The Independent Voice of West Indies Cricket

When Clive Lloyd ordered India's bloodbath at Jamaica

Mon, Apr 26, '21

 

Media Watch

April 25, 1976. The end of the bloodbath in Jamaica, which gave the West Indies victory in the series by a slim 2-1 margin. Arunabha Sengupta looks back at some of the most hostile bowling ever seen in Test cricket.

As the demoralized Indian contingent disembarked from their flight at Bombay’s Santacruz Airport, not too many fans were waiting to welcome them back. One wonders whether even the biggest diehard follower of Indian cricket could have recognized them. Battered, bruised, and beleaguered, the men could have easily been taken for a troop on the way back from Ha Noi. Life and limb had been at peril, and yards of gauze and bandages spoke about the ghastly travails.

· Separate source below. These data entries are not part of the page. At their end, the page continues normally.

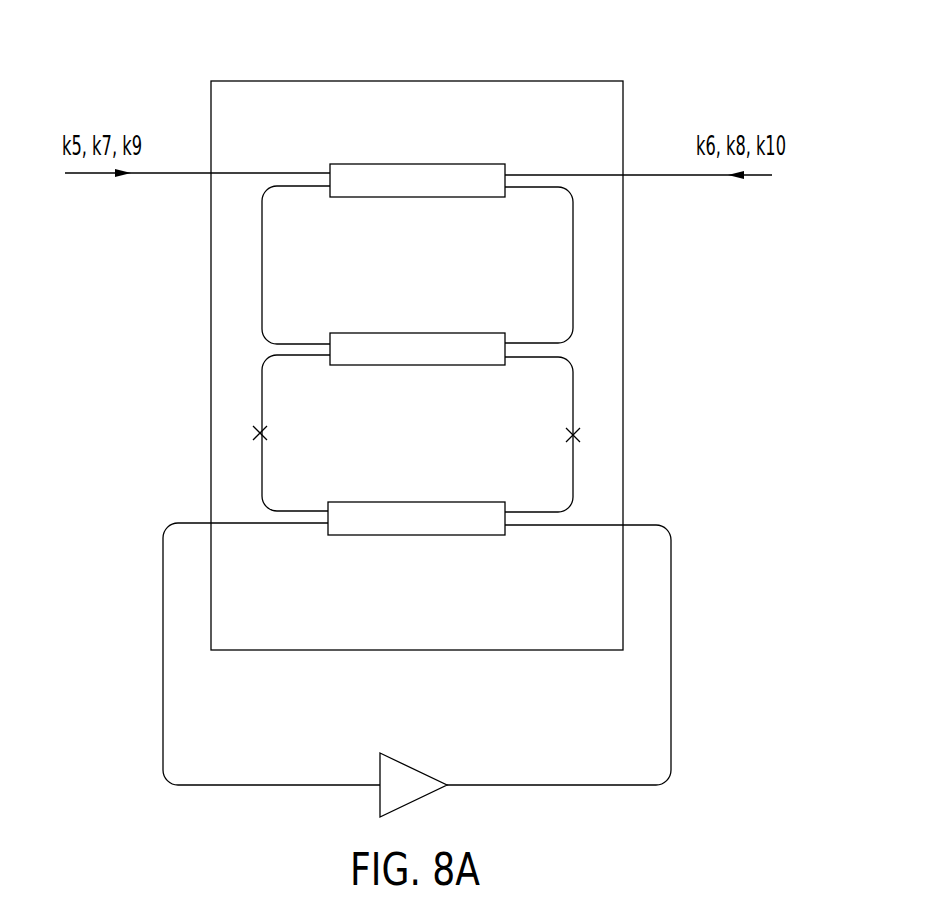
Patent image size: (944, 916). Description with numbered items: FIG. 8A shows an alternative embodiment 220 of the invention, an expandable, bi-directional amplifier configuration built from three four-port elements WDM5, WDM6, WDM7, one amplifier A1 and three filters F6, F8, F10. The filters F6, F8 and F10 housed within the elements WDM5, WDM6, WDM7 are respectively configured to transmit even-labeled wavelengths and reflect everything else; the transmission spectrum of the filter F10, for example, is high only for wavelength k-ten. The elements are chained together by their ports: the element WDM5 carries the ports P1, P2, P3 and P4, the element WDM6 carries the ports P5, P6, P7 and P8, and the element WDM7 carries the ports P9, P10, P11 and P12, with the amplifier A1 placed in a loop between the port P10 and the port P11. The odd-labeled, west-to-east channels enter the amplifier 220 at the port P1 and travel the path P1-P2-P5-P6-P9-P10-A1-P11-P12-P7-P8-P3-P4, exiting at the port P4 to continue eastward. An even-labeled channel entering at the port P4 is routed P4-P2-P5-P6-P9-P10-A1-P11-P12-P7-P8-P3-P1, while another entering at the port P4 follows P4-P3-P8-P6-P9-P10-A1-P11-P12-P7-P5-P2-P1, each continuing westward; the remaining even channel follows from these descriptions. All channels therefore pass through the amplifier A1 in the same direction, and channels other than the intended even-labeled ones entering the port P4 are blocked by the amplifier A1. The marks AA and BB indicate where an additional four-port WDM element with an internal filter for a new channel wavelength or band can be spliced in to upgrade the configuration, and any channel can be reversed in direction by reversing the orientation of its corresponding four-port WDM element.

The alternative embodiment amplifier 220 is at (683, 84).
The four-port WDM element WDM5 is at (417, 155).
The four-port WDM element WDM6 is at (417, 324).
The four-port WDM element WDM7 is at (416, 493).
The filter F6 is at (417, 180).
The filter F8 is at (417, 349).
The filter F10 is at (416, 518).
The port P1 is at (310, 172).
The port P2 is at (301, 188).
The port P3 is at (538, 189).
The port P4 is at (569, 173).
The port P5 is at (310, 342).
The port P6 is at (301, 357).
The port P7 is at (538, 359).
The port P8 is at (536, 342).
The port P9 is at (310, 510).
The port P10 is at (301, 526).
The port P11 is at (538, 527).
The port P12 is at (536, 511).
The splice mark AA is at (277, 434).
The splice mark BB is at (556, 434).
The amplifier A1 is at (383, 755).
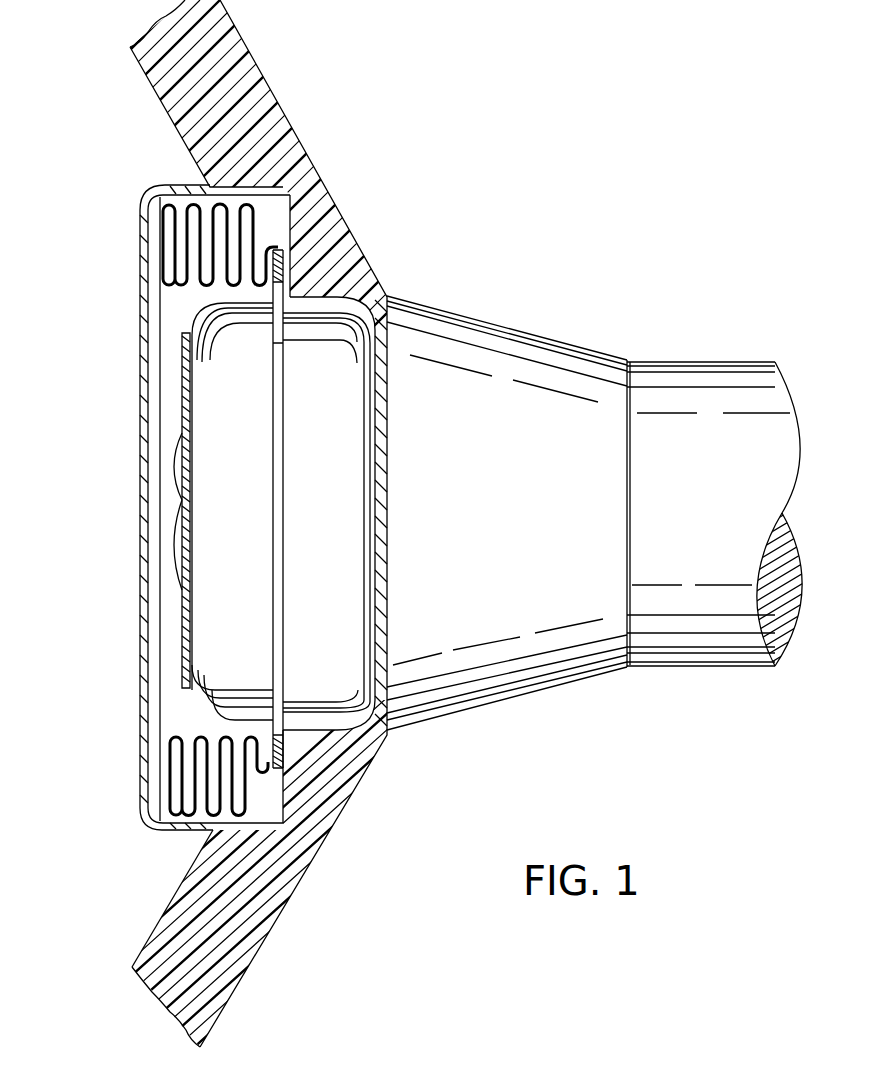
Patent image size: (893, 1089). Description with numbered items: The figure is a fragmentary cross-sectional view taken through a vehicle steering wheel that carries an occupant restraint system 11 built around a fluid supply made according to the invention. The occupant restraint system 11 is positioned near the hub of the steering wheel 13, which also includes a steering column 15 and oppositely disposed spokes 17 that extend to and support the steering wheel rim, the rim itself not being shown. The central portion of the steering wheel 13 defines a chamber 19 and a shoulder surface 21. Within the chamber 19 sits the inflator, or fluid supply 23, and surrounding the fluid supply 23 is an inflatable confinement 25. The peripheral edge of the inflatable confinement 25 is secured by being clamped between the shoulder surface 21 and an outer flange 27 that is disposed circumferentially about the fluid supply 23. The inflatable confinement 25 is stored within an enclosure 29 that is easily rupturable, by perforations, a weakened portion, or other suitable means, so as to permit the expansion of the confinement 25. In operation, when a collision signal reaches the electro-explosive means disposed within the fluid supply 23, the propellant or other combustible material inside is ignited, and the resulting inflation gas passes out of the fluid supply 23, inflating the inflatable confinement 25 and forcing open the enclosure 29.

The occupant restraint system 11 is at (94, 427).
The steering wheel 13 is at (432, 248).
The steering column 15 is at (735, 362).
The spokes 17 is at (273, 88).
The chamber 19 is at (345, 715).
The shoulder surface 21 is at (283, 217).
The fluid supply 23 is at (174, 660).
The inflatable confinement 25 is at (162, 230).
The outer flange 27 is at (273, 615).
The enclosure 29 is at (145, 322).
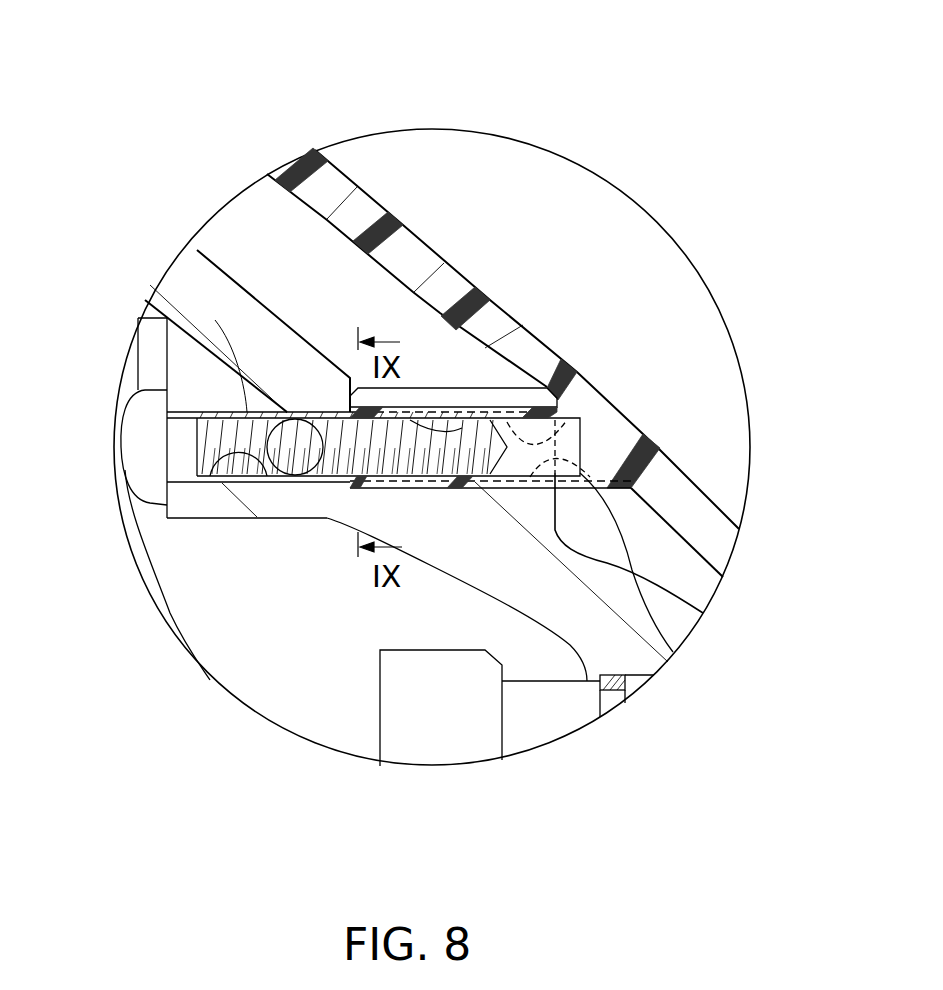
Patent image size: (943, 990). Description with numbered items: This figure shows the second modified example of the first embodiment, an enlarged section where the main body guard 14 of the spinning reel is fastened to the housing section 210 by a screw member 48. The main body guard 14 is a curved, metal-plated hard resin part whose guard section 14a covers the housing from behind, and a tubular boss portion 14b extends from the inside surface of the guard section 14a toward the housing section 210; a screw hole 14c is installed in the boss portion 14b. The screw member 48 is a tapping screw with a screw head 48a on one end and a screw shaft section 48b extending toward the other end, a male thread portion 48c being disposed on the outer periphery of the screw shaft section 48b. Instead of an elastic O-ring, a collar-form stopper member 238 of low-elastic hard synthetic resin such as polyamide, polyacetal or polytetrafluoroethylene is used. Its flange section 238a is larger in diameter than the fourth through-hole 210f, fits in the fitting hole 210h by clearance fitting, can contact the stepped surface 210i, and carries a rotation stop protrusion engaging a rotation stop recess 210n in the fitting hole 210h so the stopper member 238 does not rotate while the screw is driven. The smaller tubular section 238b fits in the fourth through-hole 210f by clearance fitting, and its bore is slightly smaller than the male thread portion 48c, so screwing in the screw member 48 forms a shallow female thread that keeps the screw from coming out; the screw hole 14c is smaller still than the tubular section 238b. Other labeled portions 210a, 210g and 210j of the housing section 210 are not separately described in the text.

The main body guard 14 is at (470, 235).
The guard section 14a is at (370, 222).
The boss portion 14b is at (464, 505).
The screw hole 14c is at (668, 662).
The screw member 48 is at (300, 404).
The screw head 48a is at (148, 453).
The screw shaft section 48b is at (185, 495).
The male thread portion 48c is at (486, 708).
The housing section 210 is at (217, 232).
The bracket wall 210a is at (238, 268).
The fourth through-hole 210f is at (210, 483).
The bracket top surface 210g is at (455, 378).
The fitting hole 210h is at (440, 392).
The stepped surface 210i is at (308, 522).
The bracket side wall 210j is at (167, 373).
The rotation stop recess 210n is at (575, 430).
The stopper member 238 is at (301, 492).
The flange section 238a is at (355, 407).
The tubular section 238b is at (215, 320).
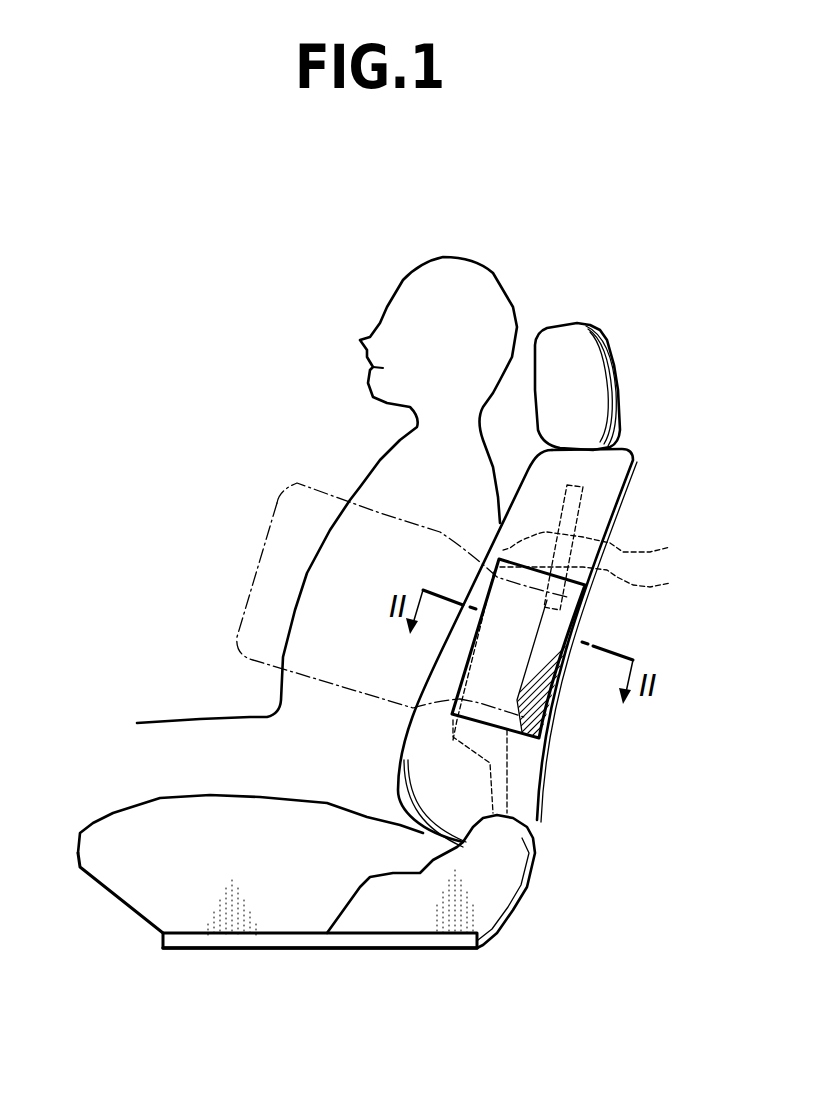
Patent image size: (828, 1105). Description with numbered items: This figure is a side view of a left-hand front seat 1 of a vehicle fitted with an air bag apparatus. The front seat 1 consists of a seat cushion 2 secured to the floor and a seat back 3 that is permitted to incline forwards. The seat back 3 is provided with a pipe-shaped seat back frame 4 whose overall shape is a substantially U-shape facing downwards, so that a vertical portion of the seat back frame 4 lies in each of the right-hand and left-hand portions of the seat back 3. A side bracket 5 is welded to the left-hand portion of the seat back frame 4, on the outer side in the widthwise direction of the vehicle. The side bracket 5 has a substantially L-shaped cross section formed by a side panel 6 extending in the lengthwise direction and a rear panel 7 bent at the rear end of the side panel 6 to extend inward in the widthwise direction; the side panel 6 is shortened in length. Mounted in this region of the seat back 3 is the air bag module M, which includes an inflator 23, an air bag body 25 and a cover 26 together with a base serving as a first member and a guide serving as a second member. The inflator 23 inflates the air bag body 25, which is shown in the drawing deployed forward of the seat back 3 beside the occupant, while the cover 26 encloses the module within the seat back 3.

Gundappa Viswanath had a plaster cast running from his forearm to fingers. Anshuman Gaekwad was barely recognizable; his features wrapped from chin to crown in white dressing. Brijesh Patel had three stitches on his upper lip.

Slightly less alarming, but nevertheless claimed as serious enough to prevent them from batting, were the injured fingers of skipper Bishan Bedi and his spin bowling partner Bhagwat Chandrasekhar.

Indeed, it had been as close to bombardment as it gets on the cricket field. Of the most gruesome kind. “The West Indian tactics in this Sabina Park Test were not part of the game. They were a deliberate effort to subdue us,” lamented Bedi.